Jason almost objected on hearsay grounds, but he knew he couldn’t get around this undisputed fact, so he let it stand.
“When did he tell you this?”
“A few days before he was killed. Niecy came home for the weekend, and he told us all together in the kitchen.”
“Thank you, Nola. No further questions.”
“Cross-examination, Mr. Rich?”
Jason stood and looked at Nola and then down at his client, who was openly weeping and staring off into space. Jason had never seen his sister look so helpless, and he felt an ache in his heart for her and Nola.
“No, Your Honor. We have no questions for the witness.”
68
The last witness for the state was Jackson Burns, first up on Thursday morning. Though Jason couldn’t guarantee the state would rest after Burns’s testimony, he thought they would. After covering the preliminaries of his name, occupation, and the fact that he had been friends with Braxton Waters for years and neighbors of the Waterses on Buck Island for over a decade, Shay got down to brass tacks.
“Mr.
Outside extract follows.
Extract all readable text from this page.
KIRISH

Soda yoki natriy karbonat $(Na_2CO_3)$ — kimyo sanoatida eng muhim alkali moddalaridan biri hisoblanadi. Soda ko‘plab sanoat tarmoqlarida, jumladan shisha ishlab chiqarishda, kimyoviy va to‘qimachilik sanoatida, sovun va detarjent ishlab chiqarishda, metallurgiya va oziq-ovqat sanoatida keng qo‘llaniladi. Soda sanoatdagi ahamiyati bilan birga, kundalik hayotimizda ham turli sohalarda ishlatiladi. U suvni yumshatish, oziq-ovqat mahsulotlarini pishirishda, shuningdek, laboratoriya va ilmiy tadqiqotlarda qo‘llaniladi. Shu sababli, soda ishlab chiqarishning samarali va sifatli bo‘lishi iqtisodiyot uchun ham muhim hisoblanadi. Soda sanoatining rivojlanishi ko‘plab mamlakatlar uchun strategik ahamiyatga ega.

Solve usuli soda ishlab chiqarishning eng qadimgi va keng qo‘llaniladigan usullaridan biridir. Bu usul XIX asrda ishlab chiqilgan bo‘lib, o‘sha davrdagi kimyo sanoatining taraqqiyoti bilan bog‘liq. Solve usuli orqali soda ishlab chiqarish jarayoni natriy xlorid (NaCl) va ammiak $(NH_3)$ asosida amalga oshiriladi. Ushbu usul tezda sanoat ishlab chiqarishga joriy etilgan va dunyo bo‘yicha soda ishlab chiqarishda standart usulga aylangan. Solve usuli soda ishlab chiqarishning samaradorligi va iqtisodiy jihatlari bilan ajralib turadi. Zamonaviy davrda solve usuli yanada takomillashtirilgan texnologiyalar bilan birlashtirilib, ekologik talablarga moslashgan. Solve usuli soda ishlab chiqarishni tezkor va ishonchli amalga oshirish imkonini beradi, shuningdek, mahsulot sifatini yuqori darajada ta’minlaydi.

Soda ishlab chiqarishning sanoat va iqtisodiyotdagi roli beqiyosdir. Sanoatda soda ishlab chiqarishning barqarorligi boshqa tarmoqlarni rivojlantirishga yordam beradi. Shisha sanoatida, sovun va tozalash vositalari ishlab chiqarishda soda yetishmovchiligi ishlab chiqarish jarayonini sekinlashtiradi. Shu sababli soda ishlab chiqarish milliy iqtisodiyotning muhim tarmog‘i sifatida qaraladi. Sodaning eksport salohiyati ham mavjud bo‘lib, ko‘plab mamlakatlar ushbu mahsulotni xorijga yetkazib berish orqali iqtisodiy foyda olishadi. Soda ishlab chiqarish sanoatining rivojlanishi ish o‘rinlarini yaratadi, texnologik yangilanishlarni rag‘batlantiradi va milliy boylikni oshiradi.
Burns, were you aware that the Waterses were having trouble in their marriage?”
“Yes.”
“How?”
“I saw them have arguments several times in the months before Braxton’s death. Course Braxton told me a lot too.”
“Did you ever talk with the defendant about her marital problems?”
“Yes, I did.”
“And when was that?”
“It was the night of July 3.”
“And where did you see Ms. Waters?”
“She was on her dock. Sipping on a drink and listening to some tunes. I was driving by on my boat. I’d been fishing at Goose Pond.”
“And what did you say to her?”
“Just hello and how she was doing. She said she’d been better, and so I asked her what was wrong.”
“How’d she respond?”
“She said that her marriage was over. That Braxton was about to file for divorce and was going to cut her off their joint accounts. She also told me she’d taken fifteen grand out of one of their accounts that afternoon.”
“Did she say anything else?”
“Yeah, she did.” Burns glared at Jana, and Jason felt a twinge of anger at the car dealer playing up the punch line.
Shay looked at the jury and back at Burns. “What did she say, Mr. Burns?”
“That she’d kill the bastard before she let him ruin her life.”
Jason could hear tapping next to him and placed his right foot over his sister’s.
“No further questions,” Shay said, turning to Jason. “Your witness.”
“Braxton Waters was your best friend, isn’t that correct, Mr. Burns?” Jason asked, speaking with as much enthusiasm as he could muster and hearing Knox Rogers’s voice in his head. “Never let them see you sweat.”
“Yes.”
“Y’all had been best friends for over thirty years, hadn’t you?”
“Something like that. Since high school, for sure.”
“So, Mr. Burns, surely if you had any idea that your friend Dr. Waters was in mortal danger, you would have told him, wouldn’t you?”
“Yes, sir.”
“If you thought someone was going to kill Braxton Waters, you would also have told the police, wouldn’t you?”
“Yes.”
Jason walked to the jury railing. “And isn’t it true that you did neither of those things after Jana Waters threatened to ‘kill the bastard,’ as you quoted her.”